Freddy (Robert Englund), making his eighth appearance, meets up with Jason (Ken Kirzinger) in his thirteenth outing in Ronny Yu's film. Both are in hell but Freddy has lost his powers; the teens of Elm Street have forgotten about him and if they don't dream, he cannot stalk them. But if he can send Jason to his old haunts to start killing, Freddy can be remembered and take over his rightful place as slaughterer-in-chief. Unfortunately, Jason gets to enjoy his role too much and Freddy must teach him a lesson.
In the same way that, in the 40s, Dracula, Frankenstein and the Wolf Man ended up in The House of Frankenstein while in the 60s, Godzilla did battle with King Kong, the meeting of monsters is nothing new with, of course, the potential to double the audience. But Yu, best known for his all-action martial arts films, brings a certain levity to this; Jason and Freddy bicker over teen-slaying rights like an old married couple.

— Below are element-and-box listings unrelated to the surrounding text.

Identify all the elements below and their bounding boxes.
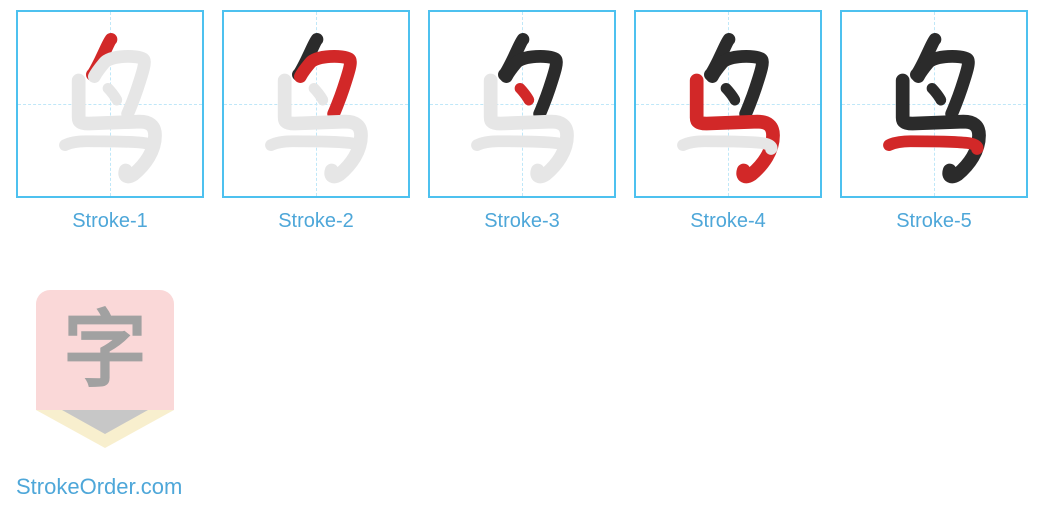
glyph-5 <box>842 12 1026 196</box>
logo-card: 字 <box>36 290 174 410</box>
watermark-text: StrokeOrder.com <box>16 474 182 500</box>
stroke-cell-4: Stroke-4 <box>634 10 822 233</box>
stroke-path-3 <box>108 88 117 100</box>
stroke-path-2 <box>918 56 968 113</box>
stroke-path-2 <box>300 56 350 113</box>
stroke-label-3: Stroke-3 <box>484 210 560 233</box>
stroke-path-5 <box>271 141 360 149</box>
stroke-path-3 <box>314 88 323 100</box>
stroke-path-5 <box>65 141 154 149</box>
stroke-path-5 <box>683 141 772 149</box>
stroke-tile-1 <box>16 10 204 198</box>
stroke-cell-5: Stroke-5 <box>840 10 1028 233</box>
stroke-label-4: Stroke-4 <box>690 210 766 233</box>
stroke-path-5 <box>477 141 566 149</box>
glyph-2 <box>224 12 408 196</box>
stroke-cell-2: Stroke-2 <box>222 10 410 233</box>
stroke-tile-4 <box>634 10 822 198</box>
stroke-order-row: Stroke-1 Stroke-2 Stroke-3 Stroke-4 Stroke-5 <box>0 0 1050 233</box>
stroke-tile-3 <box>428 10 616 198</box>
stroke-path-3 <box>726 88 735 100</box>
stroke-cell-1: Stroke-1 <box>16 10 204 233</box>
logo-char: 字 <box>63 308 147 392</box>
site-logo: 字 <box>36 290 174 460</box>
glyph-1 <box>18 12 202 196</box>
stroke-tile-5 <box>840 10 1028 198</box>
stroke-label-2: Stroke-2 <box>278 210 354 233</box>
glyph-4 <box>636 12 820 196</box>
stroke-path-2 <box>712 56 762 113</box>
stroke-label-5: Stroke-5 <box>896 210 972 233</box>
logo-pencil-tip <box>62 410 148 434</box>
stroke-label-1: Stroke-1 <box>72 210 148 233</box>
stroke-cell-3: Stroke-3 <box>428 10 616 233</box>
stroke-path-2 <box>506 56 556 113</box>
stroke-path-2 <box>94 56 144 113</box>
stroke-path-3 <box>932 88 941 100</box>
stroke-path-5 <box>889 141 978 149</box>
stroke-path-3 <box>520 88 529 100</box>
stroke-tile-2 <box>222 10 410 198</box>
glyph-3 <box>430 12 614 196</box>
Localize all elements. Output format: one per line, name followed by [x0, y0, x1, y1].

The teens (including Monica Keena from Dawson's Creek, Kelly Rowland from Destiny's Child, Jason Ritter and Chris Marquette) are largely there to look good, die horribly and, in their afterlife, explain the plotting but the battle royale at the end belongs to two icons of the slasher genre. New Line, who bought the rights to the Freddy franchise, could do worse than see if Miramax are ready to sell Halloween and then Michael Myers can join the party.